To do the right thing by deficit hawks, two things should happen. First, critical infrastructure security investment credits should be temporary - say three to five years - in order to limit their long-run impact on the budget deficit. Second, the size of the available tax credit should decrease over that period. This way, companies will be under strong pressure to begin making their investments in the next one to three years, rather than later, as the available tax benefit would shrink for every year that they waited.

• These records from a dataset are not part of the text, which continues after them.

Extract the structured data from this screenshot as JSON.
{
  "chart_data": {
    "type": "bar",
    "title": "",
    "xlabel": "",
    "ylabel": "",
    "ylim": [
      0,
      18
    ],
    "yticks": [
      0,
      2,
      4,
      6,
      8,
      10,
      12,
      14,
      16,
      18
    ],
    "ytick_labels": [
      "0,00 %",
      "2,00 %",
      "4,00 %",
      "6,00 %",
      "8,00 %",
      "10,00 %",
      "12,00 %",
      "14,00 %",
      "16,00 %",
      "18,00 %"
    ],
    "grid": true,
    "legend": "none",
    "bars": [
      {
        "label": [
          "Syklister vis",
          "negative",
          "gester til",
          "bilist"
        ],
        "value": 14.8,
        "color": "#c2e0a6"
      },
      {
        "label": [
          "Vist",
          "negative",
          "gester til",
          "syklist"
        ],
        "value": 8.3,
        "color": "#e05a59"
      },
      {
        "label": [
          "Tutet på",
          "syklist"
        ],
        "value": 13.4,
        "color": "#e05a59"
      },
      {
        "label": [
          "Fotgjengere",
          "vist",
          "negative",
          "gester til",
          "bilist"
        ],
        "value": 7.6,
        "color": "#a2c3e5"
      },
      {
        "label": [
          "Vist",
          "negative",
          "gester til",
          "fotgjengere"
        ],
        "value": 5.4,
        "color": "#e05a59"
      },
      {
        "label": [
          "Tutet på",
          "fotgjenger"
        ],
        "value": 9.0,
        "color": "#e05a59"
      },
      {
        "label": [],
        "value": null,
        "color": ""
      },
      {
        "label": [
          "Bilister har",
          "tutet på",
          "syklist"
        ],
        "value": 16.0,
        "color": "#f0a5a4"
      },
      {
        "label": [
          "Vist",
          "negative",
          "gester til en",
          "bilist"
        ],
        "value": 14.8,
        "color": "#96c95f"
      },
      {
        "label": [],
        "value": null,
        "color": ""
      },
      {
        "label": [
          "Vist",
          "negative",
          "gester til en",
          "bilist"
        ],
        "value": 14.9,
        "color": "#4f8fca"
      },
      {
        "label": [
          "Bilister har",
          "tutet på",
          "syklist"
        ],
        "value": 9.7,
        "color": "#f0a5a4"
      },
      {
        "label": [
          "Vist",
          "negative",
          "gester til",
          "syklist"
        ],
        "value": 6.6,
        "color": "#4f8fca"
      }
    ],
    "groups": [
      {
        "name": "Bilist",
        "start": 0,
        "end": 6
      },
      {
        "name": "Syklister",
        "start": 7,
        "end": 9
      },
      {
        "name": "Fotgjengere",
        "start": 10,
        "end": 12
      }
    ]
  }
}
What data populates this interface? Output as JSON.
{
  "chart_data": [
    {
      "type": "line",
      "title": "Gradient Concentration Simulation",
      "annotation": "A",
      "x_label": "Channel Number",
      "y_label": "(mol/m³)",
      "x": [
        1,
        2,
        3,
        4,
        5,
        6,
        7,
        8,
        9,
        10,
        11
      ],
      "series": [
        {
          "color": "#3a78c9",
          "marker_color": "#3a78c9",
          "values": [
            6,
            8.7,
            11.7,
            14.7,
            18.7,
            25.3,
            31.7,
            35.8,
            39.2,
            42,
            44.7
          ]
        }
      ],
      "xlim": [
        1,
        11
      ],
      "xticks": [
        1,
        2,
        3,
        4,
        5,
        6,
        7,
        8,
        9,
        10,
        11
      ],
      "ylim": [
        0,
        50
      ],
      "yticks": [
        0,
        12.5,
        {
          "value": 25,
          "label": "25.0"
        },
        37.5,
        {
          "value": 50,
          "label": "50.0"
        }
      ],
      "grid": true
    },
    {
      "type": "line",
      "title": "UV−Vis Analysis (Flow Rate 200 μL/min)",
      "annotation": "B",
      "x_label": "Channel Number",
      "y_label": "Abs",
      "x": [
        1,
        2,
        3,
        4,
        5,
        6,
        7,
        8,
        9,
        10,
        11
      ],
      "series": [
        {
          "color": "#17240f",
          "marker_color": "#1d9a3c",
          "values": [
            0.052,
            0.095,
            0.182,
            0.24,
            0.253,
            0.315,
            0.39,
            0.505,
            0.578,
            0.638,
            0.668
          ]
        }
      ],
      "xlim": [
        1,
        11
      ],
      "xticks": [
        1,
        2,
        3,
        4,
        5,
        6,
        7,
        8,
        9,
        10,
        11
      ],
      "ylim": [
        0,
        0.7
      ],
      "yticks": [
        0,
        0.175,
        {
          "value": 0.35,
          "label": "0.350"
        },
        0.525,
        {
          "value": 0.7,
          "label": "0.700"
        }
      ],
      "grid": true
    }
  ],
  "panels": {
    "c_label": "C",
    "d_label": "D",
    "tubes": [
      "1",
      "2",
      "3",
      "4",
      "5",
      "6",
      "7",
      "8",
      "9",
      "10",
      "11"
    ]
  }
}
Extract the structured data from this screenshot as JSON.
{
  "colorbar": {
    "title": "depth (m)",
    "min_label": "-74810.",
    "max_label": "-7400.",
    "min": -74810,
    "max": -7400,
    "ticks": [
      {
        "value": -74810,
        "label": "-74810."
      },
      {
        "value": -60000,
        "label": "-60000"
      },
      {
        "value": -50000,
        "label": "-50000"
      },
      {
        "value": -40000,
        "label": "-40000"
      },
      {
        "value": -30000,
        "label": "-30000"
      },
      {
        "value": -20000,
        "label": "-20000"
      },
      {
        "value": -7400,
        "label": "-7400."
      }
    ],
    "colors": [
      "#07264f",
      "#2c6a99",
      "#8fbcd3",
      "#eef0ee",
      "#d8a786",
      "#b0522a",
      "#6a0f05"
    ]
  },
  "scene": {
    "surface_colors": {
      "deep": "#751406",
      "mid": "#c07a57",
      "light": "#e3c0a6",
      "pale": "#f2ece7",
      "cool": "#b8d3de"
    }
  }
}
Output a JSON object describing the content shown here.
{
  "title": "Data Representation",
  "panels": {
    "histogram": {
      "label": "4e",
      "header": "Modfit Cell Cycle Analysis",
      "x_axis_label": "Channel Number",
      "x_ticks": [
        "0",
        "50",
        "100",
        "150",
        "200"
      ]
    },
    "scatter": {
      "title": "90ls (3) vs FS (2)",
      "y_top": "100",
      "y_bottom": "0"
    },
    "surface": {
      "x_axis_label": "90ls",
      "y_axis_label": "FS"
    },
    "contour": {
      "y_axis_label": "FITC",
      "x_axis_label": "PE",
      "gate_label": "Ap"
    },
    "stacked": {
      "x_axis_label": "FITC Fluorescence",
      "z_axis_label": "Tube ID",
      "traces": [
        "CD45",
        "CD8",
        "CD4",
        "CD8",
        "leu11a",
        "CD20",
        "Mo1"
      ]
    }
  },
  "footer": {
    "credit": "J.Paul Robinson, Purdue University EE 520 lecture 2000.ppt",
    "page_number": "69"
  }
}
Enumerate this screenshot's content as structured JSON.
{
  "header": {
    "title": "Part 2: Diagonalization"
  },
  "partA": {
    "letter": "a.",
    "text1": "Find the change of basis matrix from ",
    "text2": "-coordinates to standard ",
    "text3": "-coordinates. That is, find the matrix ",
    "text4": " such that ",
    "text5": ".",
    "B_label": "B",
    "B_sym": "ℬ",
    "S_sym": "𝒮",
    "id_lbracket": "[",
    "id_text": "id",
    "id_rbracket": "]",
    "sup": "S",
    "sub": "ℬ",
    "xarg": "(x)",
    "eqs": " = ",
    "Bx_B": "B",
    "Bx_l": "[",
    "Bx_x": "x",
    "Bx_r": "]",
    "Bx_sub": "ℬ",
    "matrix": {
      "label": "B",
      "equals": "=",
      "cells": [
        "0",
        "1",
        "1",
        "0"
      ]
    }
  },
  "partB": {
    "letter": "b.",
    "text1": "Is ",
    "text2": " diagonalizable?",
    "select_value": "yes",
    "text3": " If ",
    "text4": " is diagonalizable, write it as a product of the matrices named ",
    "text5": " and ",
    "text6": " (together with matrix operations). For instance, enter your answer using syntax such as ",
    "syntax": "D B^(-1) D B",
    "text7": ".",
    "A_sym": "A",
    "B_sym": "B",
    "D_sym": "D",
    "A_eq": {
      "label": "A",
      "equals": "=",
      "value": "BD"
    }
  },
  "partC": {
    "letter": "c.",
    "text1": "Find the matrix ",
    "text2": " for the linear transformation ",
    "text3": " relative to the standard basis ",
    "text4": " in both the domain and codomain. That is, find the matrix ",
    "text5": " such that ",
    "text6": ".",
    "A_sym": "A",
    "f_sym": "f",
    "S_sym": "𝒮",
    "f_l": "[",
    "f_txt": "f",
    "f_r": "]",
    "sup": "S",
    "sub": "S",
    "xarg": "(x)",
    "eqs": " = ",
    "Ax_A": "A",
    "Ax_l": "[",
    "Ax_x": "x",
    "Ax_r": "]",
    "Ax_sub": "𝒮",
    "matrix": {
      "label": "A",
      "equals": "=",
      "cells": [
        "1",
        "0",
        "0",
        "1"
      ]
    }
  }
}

President Obama and Democrats would do well to rely more visibly in the stimulus package on tax breaks as a way to spur investments in smarter, more secure and more resilient U.S. infrastructure. An immediate benefit would be to help overcome Republican opposition to infrastructure spending provisions in the current bill: Republicans prefer their fiscal policy via tax breaks rather than direct government spending, and many are opposed to stimulus plans that won’t inject money into the economy until four or five years from now. Furthermore, targeted tax credits for infrastructure and security improvements will give Democrats a more varied toolbox for homeland-security policy that does not rely simply on regulation. This would demonstrate flexibility and creativity in how the Obama administration works with the private sector as a national-security partner.

Security-enhancing tax credits would be a strong step for a party that is too often viewed as unfriendly to business and not active enough in the fight against terrorism.

Daniel B. Prieto is adjunct senior fellow for counterterrorism and national security at the Council on Foreign Relations. He is author of a new report “War About Terror: Civil Liberties and National Security After 9/11.”